Thereafter, with little new stock emerging to whet buyers’ appetites, some of the frenzy went out of the market in Devon, says Ed Clarkson of buying agents Property Vision, who nevertheless has a waiting list of restless clients who dream of moving there.
Meanwhile, Oliver Custance Baker of Strutt & Parker in Exeter, having had his shelves emptied of stock in 2021, was happy to see elegant, Grade II*-listed Plymtree Manor find a buyer in 2022 at a guide price of ‘excess £2.5m’. The imposing William-and-Mary house set in 8½ acres near Cullompton, was launched in September last year.
Another sale that cheered the cockles was that of the intriguingly named Two if By Sea, a striking contemporary waterfront house at Mevagissey on Cornwall’s Roseland Heritage Coast AONB, which stands on a two-acre site with its own foreshore, panoramic sea views and planning consent for a further four-bedroom house. Advertised in Country Life on February 9, 2022 with an asking price of ‘offers in excess of £2.95m’, it later sold to a buyer who had seen it in the magazine.
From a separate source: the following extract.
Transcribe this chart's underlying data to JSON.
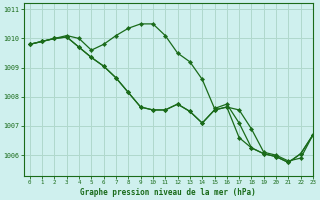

Finally, and with exquisite timing, Strutt & Parker closed their 2022 campaign in the West Country with a last-gasp sale in Devon on the run-up to Christmas: the property in question was Grade II-listed Hamlyn House near Crediton in mid Devon.
Rebuilt in 1850 in the Victorian Gothic style by the architect John Hayward, the designer of Blundell’s School in Tiverton, it underwent an ambitious renovation between 2007 and 2017, since when it has been run as a boutique hotel and wedding venue. Launched in Country Life on March 2, 2022, it crossed the finish line in mid December at a guide price of £3m.